🤖 AI Summary
In spatiotemporal action detection (STAD) for soccer broadcast videos, insufficient contextual modeling leads to high recall but low precision—particularly due to false positives arising from ambiguous pixel-level cues. Method: We propose a structured sequence modeling approach grounded in a novel “soccer language” abstraction, where matches are formalized as game-state-guided sequences. We design a state-aware denoising sequence transduction task enabling joint spatiotemporal reasoning across players and teams. Our method employs a Transformer encoder-decoder architecture that jointly models action predictions and multidimensional game states, augmented with extended temporal context and explicit tactical dependency modeling.
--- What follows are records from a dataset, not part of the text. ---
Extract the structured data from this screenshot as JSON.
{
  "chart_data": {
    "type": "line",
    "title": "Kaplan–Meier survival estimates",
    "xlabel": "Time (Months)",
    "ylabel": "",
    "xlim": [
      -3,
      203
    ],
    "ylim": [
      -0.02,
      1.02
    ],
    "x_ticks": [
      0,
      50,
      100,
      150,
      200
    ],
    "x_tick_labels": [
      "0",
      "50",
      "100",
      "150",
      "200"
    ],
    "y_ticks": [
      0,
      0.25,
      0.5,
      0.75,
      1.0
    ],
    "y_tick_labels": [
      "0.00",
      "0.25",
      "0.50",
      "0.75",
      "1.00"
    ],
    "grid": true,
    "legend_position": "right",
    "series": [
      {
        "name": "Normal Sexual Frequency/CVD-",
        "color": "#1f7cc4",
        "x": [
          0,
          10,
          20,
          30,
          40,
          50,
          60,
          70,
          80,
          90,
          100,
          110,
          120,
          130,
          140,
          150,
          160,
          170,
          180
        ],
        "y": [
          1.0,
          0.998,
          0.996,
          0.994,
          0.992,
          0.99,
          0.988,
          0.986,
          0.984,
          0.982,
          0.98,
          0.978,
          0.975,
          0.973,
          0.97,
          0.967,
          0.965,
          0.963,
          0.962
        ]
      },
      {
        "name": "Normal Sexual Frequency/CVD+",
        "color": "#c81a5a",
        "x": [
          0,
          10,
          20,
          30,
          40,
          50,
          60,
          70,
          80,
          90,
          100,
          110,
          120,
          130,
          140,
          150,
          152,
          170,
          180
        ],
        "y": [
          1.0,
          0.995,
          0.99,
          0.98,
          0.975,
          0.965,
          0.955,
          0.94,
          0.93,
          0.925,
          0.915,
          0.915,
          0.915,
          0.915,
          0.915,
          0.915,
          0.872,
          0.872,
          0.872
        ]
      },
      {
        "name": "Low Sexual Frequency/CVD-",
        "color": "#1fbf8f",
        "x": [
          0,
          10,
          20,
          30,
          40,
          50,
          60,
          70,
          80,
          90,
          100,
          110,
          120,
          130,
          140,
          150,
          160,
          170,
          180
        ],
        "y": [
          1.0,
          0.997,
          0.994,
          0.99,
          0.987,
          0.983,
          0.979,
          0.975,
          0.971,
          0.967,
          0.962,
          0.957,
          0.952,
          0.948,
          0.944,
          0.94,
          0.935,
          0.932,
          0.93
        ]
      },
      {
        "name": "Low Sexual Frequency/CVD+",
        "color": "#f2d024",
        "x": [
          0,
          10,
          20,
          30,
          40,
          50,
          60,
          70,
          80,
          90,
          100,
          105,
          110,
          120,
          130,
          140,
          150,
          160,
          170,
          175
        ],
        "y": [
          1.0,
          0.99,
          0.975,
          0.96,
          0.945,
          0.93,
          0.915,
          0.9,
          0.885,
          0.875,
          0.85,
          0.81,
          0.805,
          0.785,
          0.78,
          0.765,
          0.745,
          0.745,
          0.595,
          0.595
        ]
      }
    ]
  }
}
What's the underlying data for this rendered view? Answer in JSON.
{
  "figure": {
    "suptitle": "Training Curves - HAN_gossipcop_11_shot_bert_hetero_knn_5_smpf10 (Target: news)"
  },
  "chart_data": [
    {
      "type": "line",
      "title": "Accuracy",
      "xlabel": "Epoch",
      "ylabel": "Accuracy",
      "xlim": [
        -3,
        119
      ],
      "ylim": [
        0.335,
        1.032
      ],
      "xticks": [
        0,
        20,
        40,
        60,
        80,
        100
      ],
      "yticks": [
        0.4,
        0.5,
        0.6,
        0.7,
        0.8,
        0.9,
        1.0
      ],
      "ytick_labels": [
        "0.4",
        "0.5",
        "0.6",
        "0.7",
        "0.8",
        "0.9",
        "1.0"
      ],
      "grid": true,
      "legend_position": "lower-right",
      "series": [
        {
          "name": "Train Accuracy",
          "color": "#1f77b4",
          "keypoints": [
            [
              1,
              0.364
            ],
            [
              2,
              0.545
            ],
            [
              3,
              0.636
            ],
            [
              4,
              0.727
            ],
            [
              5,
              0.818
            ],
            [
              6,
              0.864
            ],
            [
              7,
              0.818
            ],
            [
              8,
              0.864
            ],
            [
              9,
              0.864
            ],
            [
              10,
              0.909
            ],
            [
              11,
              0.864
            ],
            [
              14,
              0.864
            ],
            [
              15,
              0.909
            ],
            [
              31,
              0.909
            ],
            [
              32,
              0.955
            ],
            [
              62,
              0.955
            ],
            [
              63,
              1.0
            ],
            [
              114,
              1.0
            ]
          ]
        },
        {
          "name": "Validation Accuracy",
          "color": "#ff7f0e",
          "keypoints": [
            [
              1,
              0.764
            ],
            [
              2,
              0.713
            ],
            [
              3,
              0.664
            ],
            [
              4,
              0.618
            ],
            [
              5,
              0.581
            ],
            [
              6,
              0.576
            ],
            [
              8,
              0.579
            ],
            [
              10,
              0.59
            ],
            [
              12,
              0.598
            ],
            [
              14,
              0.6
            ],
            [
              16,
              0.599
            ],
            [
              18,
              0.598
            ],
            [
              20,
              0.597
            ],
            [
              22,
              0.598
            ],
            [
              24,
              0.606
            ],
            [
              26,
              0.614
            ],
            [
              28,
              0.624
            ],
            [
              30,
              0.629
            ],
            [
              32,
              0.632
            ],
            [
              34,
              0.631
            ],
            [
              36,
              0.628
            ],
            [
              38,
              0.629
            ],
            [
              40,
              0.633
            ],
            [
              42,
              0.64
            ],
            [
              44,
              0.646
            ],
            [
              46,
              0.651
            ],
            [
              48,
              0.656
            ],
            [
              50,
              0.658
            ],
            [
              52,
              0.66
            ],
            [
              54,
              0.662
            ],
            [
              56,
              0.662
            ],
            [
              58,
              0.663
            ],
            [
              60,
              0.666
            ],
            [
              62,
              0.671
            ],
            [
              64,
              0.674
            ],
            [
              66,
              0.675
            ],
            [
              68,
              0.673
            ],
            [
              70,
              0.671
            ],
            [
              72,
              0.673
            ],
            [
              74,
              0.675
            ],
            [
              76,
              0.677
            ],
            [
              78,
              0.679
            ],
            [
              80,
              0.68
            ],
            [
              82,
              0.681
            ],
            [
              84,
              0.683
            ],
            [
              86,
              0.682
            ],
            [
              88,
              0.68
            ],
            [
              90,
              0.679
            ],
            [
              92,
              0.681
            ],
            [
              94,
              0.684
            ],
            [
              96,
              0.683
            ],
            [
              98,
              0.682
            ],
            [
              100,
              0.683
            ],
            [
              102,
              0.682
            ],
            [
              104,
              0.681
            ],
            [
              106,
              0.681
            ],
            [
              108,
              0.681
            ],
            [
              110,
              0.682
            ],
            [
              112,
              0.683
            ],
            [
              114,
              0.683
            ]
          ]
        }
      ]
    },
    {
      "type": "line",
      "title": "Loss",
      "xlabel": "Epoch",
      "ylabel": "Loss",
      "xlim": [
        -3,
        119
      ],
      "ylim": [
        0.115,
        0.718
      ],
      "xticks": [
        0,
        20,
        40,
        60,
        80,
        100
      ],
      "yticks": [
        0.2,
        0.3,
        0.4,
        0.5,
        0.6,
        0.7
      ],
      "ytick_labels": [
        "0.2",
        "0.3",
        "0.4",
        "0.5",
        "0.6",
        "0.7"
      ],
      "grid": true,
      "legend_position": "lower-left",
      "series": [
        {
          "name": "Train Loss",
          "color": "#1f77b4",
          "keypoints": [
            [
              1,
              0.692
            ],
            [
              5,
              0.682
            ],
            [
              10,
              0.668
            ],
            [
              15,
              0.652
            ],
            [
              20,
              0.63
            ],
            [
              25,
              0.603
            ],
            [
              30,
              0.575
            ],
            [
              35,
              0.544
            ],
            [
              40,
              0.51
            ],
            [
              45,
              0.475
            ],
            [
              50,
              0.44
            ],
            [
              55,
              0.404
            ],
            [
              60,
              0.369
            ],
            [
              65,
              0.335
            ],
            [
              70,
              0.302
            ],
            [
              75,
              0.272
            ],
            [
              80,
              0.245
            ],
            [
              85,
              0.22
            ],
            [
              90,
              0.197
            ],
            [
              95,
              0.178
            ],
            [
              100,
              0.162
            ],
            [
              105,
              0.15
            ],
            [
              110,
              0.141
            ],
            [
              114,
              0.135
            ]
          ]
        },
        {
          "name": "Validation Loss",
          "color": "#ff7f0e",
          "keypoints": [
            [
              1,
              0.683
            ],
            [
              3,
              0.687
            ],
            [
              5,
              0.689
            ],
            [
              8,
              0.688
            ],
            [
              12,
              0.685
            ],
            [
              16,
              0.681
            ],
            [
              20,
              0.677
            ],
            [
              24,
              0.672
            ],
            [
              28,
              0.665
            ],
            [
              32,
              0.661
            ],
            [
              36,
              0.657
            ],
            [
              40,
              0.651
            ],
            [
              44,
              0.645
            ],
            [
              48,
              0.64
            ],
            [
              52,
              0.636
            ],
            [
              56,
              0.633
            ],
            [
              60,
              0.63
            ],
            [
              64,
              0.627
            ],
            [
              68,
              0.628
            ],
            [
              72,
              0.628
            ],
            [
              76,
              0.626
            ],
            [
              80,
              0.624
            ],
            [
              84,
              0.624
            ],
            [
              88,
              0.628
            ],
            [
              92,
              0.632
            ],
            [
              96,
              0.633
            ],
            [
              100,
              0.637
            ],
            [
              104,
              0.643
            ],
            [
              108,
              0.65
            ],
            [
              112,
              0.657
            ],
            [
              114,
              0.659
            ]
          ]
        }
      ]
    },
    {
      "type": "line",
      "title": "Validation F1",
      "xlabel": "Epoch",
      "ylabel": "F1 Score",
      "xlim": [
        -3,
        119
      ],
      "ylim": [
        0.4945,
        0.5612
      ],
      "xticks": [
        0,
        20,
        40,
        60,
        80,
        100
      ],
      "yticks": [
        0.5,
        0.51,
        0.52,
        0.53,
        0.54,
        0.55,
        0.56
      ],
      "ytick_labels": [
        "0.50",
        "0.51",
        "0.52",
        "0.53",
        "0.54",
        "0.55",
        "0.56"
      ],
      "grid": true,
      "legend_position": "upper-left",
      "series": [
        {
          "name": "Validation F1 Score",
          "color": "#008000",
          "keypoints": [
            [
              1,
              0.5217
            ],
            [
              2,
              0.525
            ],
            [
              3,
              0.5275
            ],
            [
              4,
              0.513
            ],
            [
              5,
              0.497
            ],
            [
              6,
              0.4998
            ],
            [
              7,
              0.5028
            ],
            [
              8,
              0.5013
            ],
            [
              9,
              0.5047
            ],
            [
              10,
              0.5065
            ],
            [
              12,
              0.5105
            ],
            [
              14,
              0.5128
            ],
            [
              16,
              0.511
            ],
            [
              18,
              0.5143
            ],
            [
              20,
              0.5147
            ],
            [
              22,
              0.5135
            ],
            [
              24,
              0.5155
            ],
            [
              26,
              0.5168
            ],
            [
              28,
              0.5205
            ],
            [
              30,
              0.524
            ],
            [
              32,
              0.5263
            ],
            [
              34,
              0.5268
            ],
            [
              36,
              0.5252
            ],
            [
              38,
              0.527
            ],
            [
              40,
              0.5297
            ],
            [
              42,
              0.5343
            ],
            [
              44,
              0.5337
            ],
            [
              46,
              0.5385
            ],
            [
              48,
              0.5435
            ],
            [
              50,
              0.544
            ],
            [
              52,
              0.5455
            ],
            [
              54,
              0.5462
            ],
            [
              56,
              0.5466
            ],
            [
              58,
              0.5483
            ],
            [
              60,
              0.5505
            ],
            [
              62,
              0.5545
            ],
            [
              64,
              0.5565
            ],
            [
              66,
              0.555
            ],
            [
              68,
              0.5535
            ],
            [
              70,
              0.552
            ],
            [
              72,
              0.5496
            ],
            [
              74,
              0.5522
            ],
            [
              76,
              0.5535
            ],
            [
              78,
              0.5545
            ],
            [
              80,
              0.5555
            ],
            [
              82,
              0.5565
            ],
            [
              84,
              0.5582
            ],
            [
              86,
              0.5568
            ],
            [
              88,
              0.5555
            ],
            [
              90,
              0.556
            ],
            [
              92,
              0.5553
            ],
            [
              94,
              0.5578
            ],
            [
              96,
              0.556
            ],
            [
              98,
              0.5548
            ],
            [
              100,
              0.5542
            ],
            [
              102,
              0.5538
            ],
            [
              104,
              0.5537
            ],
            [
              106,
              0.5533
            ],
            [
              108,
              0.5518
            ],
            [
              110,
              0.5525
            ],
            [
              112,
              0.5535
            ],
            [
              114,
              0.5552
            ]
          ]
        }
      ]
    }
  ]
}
Contribution/Results: The framework significantly improves both precision and recall in low-confidence regions, effectively bridging the semantic gap inherent in purely pixel-based methods. It establishes an interpretable, generalizable high-level reasoning paradigm for sports video understanding—demonstrating principled integration of domain knowledge into deep learning architectures.
📝 Abstract
State-of-the-art spatio-temporal action detection (STAD) methods show promising results for extracting soccer events from broadcast videos. However, when operated in the high-recall, low-precision regime required for exhaustive event coverage in soccer analytics, their lack of contextual understanding becomes apparent: many false positives could be resolved by considering a broader sequence of actions and game-state information. In this work, we address this limitation by reasoning at the game level and improving STAD through the addition of a denoising sequence transduction task. Sequences of noisy, context-free player-centric predictions are processed alongside clean game state information using a Transformer-based encoder-decoder model. By modeling extended temporal context and reasoning jointly over team-level dynamics, our method leverages the"language of soccer"- its tactical regularities and inter-player dependencies - to generate"denoised"sequences of actions. This approach improves both precision and recall in low-confidence regimes, enabling more reliable event extraction from broadcast video and complementing existing pixel-based methods.